今年、報酬が目まぐるしく動いた人は、「NHKから国民を守る党」の立花孝志党首だ。一時は年収1億円超えかと思われたが、一転して“ゼロ”に。これにはNHKも計算が狂ったようで…。

 立花氏は5月に大阪・堺市長選に出馬したことで、年収1100万円だった東京・葛飾区議を失職。約9000万円を借金して、参院選では41人を擁立し、自身が比例代表で当選して、N国党も国政政党となった。参院議員は月100万円の文書通信交通滞在費を含めて年間約3400万円が懐に入る。

 さらにユーチューバーでもあった立花氏は政見放送やマツコ・デラックスとの騒動で知名度を上げ、8月の広告収入は月1300万円近くにも跳ね上がった。

 ところが、10月になって“1億円プレーヤー”は突如終わりを告げる。

 公党代表による炎上商法が問題視されたのか、ユーチューブの広告が止まってしまったのだ。それでも破天荒な立花氏は議員辞職し、参院埼玉補選に再出馬という驚きの行動に出た。結果は落選で、収入の2本柱を失った。

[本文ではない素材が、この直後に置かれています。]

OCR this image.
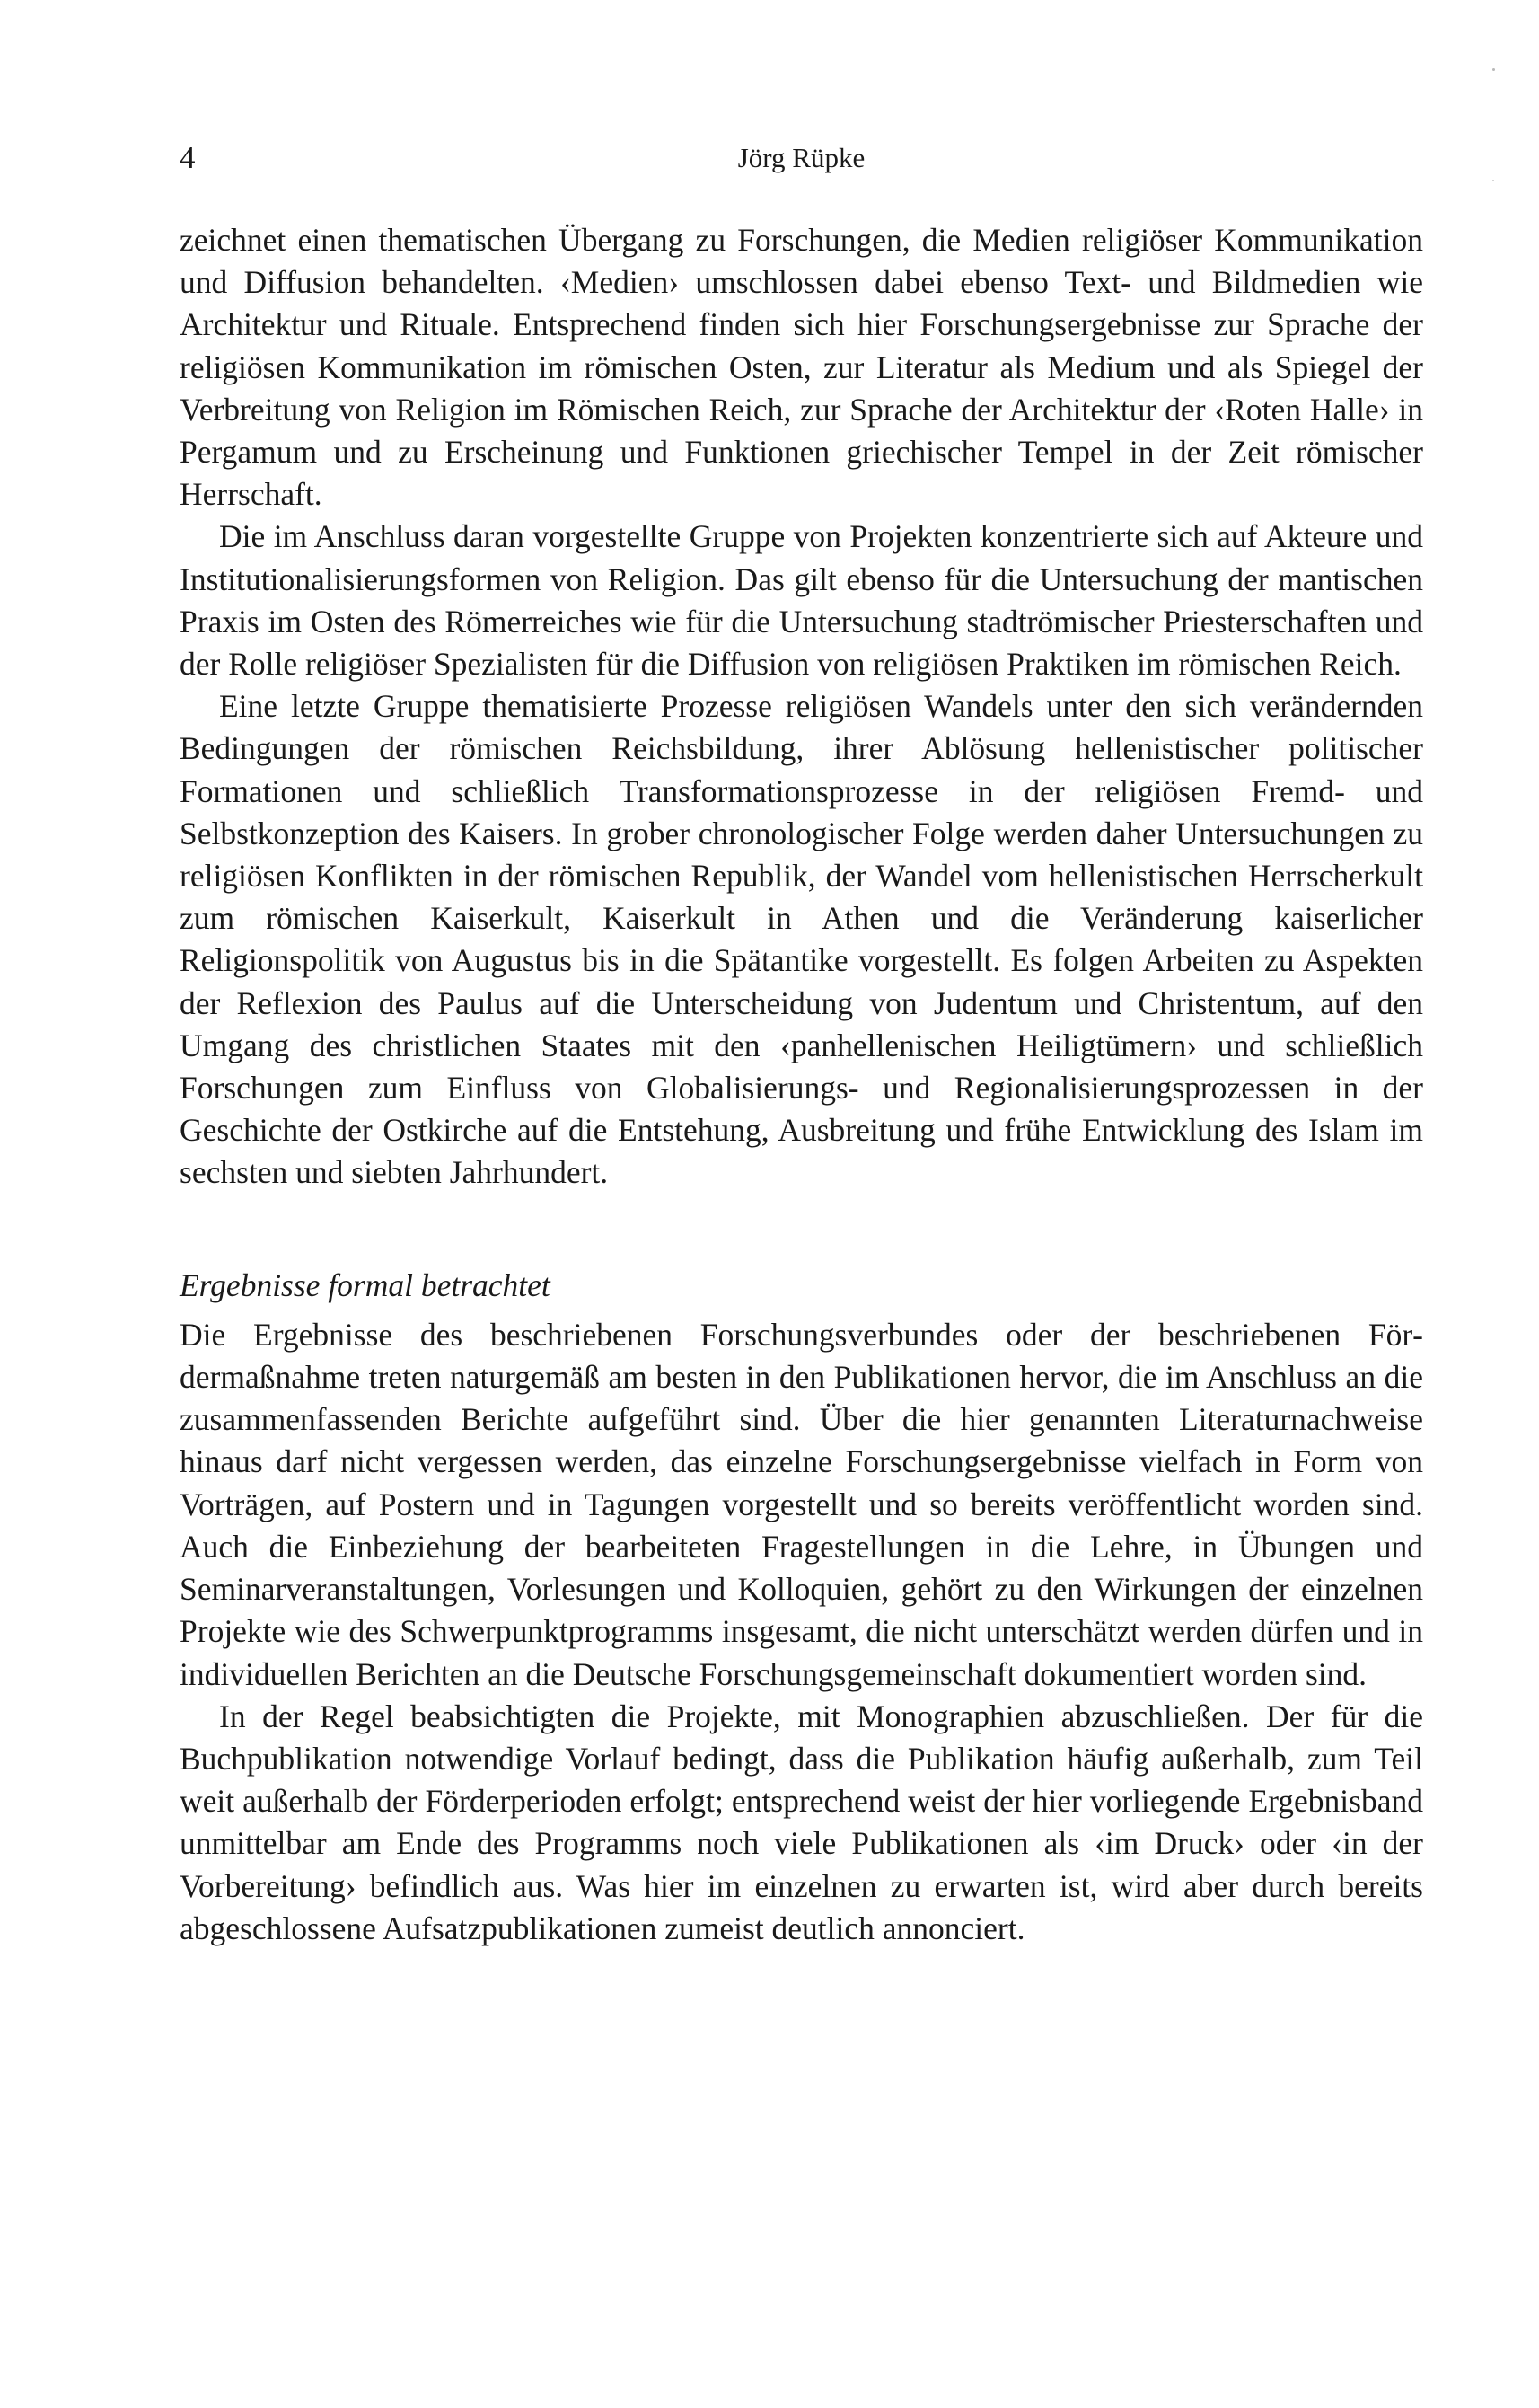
4	Jörg Rüpke

zeichnet einen thematischen Übergang zu Forschungen, die Medien religiöser Kommunikation und Diffusion behandelten. ‹Medien› umschlossen dabei ebenso Text- und Bildmedien wie Architektur und Rituale. Entsprechend finden sich hier Forschungsergebnisse zur Sprache der religiösen Kommunikation im römischen Osten, zur Literatur als Medium und als Spiegel der Verbreitung von Religion im Römischen Reich, zur Sprache der Architektur der ‹Roten Halle› in Pergamum und zu Erscheinung und Funktionen griechischer Tempel in der Zeit römischer Herrschaft.

Die im Anschluss daran vorgestellte Gruppe von Projekten konzentrierte sich auf Akteure und Institutionalisierungsformen von Religion. Das gilt ebenso für die Untersuchung der mantischen Praxis im Osten des Römerreiches wie für die Untersuchung stadtrömischer Priesterschaften und der Rolle religiöser Spezialisten für die Diffusion von religiösen Praktiken im römischen Reich.

Eine letzte Gruppe thematisierte Prozesse religiösen Wandels unter den sich verändernden Bedingungen der römischen Reichsbildung, ihrer Ablösung hellenistischer politischer Formationen und schließlich Transformationsprozesse in der religiösen Fremd- und Selbstkonzeption des Kaisers. In grober chronologischer Folge werden daher Untersuchungen zu religiösen Konflikten in der römischen Republik, der Wandel vom hellenistischen Herrscherkult zum römischen Kaiserkult, Kaiserkult in Athen und die Veränderung kaiserlicher Religionspolitik von Augustus bis in die Spätantike vorgestellt. Es folgen Arbeiten zu Aspekten der Reflexion des Paulus auf die Unterscheidung von Judentum und Christentum, auf den Umgang des christlichen Staates mit den ‹panhellenischen Heiligtümern› und schließlich Forschungen zum Einfluss von Globalisierungs- und Regionalisierungsprozessen in der Geschichte der Ostkirche auf die Entstehung, Ausbreitung und frühe Entwicklung des Islam im sechsten und siebten Jahrhundert.

Ergebnisse formal betrachtet

Die Ergebnisse des beschriebenen Forschungsverbundes oder der beschriebenen Fördermaßnahme treten naturgemäß am besten in den Publikationen hervor, die im Anschluss an die zusammenfassenden Berichte aufgeführt sind. Über die hier genannten Literaturnachweise hinaus darf nicht vergessen werden, das einzelne Forschungsergebnisse vielfach in Form von Vorträgen, auf Postern und in Tagungen vorgestellt und so bereits veröffentlicht worden sind. Auch die Einbeziehung der bearbeiteten Fragestellungen in die Lehre, in Übungen und Seminarveranstaltungen, Vorlesungen und Kolloquien, gehört zu den Wirkungen der einzelnen Projekte wie des Schwerpunktprogramms insgesamt, die nicht unterschätzt werden dürfen und in individuellen Berichten an die Deutsche Forschungsgemeinschaft dokumentiert worden sind.

In der Regel beabsichtigten die Projekte, mit Monographien abzuschließen. Der für die Buchpublikation notwendige Vorlauf bedingt, dass die Publikation häufig außerhalb, zum Teil weit außerhalb der Förderperioden erfolgt; entsprechend weist der hier vorliegende Ergebnisband unmittelbar am Ende des Programms noch viele Publikationen als ‹im Druck› oder ‹in der Vorbereitung› befindlich aus. Was hier im einzelnen zu erwarten ist, wird aber durch bereits abgeschlossene Aufsatzpublikationen zumeist deutlich annonciert.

 これに泡を食ったのはNHKだ。立花氏とNHKは複数の案件で係争中だが、4年前にNHKが勝訴した一件で、立花氏は130万円の賠償金支払いを命じられた。これを拒んでいた立花氏に、NHKは先月末、ユーチューブの広告収入が振り込まれる銀行の預金口座を差し押さえたのだ。しかし、もう立花氏に多額な振込金はない。結局、NHKは全額回収できずに一旦、差し押さえ請求を取り下げた。

「NHKは取りっぱぐれたワケだけど、なぜユーチューブのお金が支払われる僕のみずほ銀行の口座が狙い撃ちされたのか。NHKとみずほは、第一勧業銀行時代から密接な関係で、次期会長も同行出身。みずほに預けるのはどうなのかと思ってくる」(立花氏)

 ちなみに乱高下した自身の収入については「(議員時代は)タクシーを使う機会が多かったが、最近は常に電車。ユーチューブで過激なこともしなくていいし、おいしくご飯を食べられる。来年は静かに過ごしたい」。毒気がない立花氏はすっかり別人になっていた。